[caption id="attachment_5735" align="alignleft" width="240" caption="United States Secretary of Defense Robert Gates"][/caption]
Michael Cosgrove - American Defense Secretary Robert Gates’ blunt warning on NATO countries’ lack of defense spending commitment couldn’t have come at a better moment, and Europe will ignore his words at its peril.
His farewell speech to the NATO Council in Brussels yesterday offered the bleakest prospects yet for continued American involvement in NATO and commitment to Europe, and it is sure to cause a lot of hand-wringing and soul-searching in capitals from Warsaw to Madrid and from London to Paris and Berlin.
It comes at a time when NATO countries are heavily involved in military operations in Afghanistan and Libya and are being called upon by rebel movements in Syria and Yemen to intervene in what are turning out to be serious and bloody conflicts involving major civilian casualties at the hands of security forces there.

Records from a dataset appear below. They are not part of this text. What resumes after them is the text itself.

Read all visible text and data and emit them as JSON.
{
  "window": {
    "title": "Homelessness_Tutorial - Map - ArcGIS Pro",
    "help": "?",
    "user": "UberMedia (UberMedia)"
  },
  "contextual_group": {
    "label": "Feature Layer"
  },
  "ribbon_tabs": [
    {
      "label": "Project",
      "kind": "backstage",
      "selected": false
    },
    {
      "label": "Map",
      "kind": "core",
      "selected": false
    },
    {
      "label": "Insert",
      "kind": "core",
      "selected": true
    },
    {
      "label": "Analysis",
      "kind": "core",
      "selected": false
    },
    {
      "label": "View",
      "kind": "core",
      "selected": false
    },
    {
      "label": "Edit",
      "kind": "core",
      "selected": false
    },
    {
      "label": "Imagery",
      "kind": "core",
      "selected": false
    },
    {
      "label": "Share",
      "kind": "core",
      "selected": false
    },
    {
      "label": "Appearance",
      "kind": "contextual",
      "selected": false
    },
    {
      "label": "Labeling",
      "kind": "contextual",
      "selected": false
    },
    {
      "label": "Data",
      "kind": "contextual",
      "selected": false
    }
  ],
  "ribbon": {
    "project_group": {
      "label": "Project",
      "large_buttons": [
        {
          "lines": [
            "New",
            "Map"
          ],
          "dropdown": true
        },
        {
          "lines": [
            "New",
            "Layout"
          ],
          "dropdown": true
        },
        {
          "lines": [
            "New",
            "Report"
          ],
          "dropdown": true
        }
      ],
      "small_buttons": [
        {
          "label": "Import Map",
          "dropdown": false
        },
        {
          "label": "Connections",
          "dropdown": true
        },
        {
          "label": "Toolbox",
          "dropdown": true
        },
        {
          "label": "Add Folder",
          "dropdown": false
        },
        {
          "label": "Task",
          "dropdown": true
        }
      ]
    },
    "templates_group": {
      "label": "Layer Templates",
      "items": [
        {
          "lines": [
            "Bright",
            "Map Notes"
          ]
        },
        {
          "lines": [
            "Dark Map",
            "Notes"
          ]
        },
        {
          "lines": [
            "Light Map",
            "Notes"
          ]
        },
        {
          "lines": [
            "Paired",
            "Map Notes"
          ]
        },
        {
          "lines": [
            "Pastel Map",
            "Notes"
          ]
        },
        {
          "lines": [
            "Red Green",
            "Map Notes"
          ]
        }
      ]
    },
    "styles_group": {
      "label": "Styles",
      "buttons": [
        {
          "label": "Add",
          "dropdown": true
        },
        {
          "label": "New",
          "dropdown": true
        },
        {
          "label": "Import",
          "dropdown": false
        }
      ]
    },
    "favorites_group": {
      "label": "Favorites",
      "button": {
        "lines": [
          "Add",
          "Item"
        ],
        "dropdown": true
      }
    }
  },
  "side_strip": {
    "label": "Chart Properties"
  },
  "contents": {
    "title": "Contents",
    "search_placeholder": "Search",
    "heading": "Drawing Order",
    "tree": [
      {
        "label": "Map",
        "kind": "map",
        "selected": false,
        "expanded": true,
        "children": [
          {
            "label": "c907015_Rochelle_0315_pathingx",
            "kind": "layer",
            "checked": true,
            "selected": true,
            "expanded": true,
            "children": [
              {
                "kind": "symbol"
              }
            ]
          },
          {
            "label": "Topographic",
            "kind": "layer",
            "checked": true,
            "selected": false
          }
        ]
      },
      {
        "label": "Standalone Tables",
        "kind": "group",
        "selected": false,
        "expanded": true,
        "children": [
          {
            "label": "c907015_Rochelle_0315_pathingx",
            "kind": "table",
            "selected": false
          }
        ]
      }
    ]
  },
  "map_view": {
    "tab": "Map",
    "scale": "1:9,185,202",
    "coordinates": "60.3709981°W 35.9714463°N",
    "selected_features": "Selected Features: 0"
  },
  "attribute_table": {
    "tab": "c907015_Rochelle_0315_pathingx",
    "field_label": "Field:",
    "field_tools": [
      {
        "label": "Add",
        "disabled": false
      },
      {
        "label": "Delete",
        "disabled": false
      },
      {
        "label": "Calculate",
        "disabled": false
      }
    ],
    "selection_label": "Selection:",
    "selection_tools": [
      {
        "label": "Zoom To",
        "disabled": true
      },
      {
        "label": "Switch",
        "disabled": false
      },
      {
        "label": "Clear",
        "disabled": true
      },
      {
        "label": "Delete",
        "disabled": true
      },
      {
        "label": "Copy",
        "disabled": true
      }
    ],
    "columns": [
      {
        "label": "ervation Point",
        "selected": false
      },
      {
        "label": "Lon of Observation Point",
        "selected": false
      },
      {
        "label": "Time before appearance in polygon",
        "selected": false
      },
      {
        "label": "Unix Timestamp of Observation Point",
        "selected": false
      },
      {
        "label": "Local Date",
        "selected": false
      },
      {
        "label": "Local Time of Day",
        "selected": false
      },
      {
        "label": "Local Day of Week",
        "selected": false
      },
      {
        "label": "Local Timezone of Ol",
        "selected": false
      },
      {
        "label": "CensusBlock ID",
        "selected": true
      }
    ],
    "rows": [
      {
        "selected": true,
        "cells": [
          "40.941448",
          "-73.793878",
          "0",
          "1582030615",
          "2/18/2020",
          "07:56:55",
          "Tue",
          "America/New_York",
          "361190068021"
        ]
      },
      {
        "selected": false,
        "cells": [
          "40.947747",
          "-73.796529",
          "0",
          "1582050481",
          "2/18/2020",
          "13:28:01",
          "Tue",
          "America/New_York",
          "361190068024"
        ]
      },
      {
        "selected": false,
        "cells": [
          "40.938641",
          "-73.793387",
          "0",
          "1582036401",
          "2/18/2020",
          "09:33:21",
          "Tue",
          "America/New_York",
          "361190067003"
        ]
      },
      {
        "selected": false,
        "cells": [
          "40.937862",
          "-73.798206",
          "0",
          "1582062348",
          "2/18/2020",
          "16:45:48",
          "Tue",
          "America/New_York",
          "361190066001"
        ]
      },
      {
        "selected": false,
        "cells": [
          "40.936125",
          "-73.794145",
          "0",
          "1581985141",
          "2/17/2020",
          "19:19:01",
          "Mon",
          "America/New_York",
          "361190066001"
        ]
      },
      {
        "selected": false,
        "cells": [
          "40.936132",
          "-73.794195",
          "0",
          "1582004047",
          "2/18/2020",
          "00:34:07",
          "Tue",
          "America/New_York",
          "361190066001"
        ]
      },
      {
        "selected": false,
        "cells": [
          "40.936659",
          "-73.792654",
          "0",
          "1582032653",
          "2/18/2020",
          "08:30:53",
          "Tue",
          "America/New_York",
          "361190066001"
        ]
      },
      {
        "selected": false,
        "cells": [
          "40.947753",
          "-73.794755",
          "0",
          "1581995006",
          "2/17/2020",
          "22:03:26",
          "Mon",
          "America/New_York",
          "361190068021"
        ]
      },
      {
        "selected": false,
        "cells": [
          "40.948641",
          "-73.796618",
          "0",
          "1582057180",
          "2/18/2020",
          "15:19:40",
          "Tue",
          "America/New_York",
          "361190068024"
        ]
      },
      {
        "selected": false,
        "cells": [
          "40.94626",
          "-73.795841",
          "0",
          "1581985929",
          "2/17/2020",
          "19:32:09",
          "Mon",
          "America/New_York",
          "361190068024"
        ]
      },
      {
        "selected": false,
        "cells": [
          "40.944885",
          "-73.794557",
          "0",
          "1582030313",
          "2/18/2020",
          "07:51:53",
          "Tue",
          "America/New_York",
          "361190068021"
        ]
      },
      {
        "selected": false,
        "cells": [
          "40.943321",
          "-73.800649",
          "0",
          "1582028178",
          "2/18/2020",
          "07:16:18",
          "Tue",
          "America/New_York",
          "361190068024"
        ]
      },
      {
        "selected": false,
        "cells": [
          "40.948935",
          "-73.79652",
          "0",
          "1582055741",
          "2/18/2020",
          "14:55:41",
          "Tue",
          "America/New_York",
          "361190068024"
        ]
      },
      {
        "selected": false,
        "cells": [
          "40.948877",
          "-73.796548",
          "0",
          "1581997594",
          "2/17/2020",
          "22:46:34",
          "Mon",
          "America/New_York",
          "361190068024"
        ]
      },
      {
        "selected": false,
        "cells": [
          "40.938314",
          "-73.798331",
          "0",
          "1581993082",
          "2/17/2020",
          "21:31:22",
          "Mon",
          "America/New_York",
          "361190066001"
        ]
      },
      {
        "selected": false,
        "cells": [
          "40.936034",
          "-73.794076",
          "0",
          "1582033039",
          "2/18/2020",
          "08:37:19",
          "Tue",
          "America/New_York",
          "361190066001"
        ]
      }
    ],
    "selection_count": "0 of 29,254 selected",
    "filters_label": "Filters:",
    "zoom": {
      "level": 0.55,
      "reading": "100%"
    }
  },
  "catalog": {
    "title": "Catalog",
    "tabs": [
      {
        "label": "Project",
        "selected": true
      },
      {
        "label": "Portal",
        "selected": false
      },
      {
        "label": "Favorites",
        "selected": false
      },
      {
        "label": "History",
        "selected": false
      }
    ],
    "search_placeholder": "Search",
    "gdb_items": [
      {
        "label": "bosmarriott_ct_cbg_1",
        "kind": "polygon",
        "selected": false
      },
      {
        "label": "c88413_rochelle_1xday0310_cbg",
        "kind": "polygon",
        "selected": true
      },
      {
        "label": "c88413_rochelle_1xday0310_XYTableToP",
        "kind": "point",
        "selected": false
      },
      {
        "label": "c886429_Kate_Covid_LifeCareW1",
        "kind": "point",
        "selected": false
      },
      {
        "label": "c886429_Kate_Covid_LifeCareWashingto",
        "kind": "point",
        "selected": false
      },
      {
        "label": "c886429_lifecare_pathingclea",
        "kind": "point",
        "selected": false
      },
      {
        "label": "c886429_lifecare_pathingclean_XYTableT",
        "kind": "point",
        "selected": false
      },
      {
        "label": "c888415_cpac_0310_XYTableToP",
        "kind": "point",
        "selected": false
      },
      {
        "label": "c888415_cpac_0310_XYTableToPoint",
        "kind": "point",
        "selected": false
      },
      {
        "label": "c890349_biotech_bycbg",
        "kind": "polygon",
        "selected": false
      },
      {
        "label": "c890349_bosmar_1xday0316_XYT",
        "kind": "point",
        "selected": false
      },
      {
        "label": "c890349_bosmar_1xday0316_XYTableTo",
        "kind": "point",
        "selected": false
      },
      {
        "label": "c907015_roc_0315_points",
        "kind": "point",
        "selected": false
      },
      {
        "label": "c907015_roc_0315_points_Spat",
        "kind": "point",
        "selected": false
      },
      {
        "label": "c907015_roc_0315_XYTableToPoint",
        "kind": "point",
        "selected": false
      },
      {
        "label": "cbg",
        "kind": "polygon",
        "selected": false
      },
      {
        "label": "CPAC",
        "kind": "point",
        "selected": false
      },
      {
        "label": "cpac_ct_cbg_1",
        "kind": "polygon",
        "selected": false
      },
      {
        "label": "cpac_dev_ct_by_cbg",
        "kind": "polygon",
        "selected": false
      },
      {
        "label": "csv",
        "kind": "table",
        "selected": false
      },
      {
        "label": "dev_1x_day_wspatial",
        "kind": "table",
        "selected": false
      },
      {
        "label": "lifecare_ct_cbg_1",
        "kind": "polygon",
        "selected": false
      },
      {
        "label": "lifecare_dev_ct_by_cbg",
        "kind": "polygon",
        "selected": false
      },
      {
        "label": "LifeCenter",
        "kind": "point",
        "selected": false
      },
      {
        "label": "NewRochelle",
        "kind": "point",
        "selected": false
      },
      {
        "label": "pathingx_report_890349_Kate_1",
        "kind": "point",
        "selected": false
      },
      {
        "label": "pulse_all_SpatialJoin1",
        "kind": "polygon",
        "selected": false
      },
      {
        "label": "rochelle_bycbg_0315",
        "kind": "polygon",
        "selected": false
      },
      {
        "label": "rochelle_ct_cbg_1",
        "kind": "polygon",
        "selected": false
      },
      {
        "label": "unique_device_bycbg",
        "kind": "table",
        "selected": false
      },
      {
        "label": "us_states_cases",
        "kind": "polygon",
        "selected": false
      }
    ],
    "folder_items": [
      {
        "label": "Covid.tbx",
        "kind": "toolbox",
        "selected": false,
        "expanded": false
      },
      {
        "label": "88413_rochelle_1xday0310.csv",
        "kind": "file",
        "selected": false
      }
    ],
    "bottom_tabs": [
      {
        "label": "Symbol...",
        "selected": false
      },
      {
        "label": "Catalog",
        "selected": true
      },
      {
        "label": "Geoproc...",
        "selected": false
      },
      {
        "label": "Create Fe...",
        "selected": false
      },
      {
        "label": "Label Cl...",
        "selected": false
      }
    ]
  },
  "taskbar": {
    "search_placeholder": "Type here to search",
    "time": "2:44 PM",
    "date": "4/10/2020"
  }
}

He compared those countries that are “willing and able to pay the price and bear the burdens of alliance commitments, and those who enjoy the benefits of NATO membership ... but don't want to share the risks and the costs”, adding that "This is no longer a hypothetical worry," he said. "We are there today, and it is unacceptable."
Gates demanded that urgent steps be taken to avoid "the very real possibility of collective military irrelevance" and criticized the fact that European defense spending has gone down by almost 15% since 9/11.
His harshest words however – and his starkest illustration of the limited nature of NATO capabilities – were saved for the ongoing campaign in Libya. In a blistering attack on European operations there he said that “The mightiest military alliance in history is only 11 weeks into an operation against a poorly armed regime in a sparsely populated country — yet many allies are beginning to run short of munitions, requiring the US, once more, to make up the difference.” America currently funds the effort in Libya to the tune of 75%, a figure that Gates said is not to the liking of American taxpayers.
The conclusion, as if anyone in the stunned audience had any lingering doubts about what message he was trying to convey, was “The blunt reality is that there will be dwindling appetite and patience to expend increasingly precious funds on behalf of nations that are apparently unwilling to devote the necessary resources or make the necessary changes to be serious and capable partners in their own defense,” Mr Gates told the Nato summit in Brussels {…] If current trends in the decline of European defense capabilities are not halted and reversed, future US political leaders — those for whom the Cold War was not the formative experience that it was for me — may not consider the return on America’s investment in Nato worth the cost.”
This speech has sent shock waves through NATO and European defense circles and the relatively muted reaction to it stands as evidence that they know he is right although they are not yet admitting it in public.
There have been an increasing number of signs – and fears – that America may be turning away from Europe in favor of more involvement in Asia and with China, and Gates’ speech will have done nothing to dissipate those fears.
If Europe doesn’t buck its ideas up soon and start paying its fair share of its defense and intervention capacity instead of hypocritically accusing America of acting like a ‘global policeman’ whilst simultaneously benefiting from its military aid (remember Yugoslavia?) it is doomed to slide, slowly but surely, into oblivion on the world stage.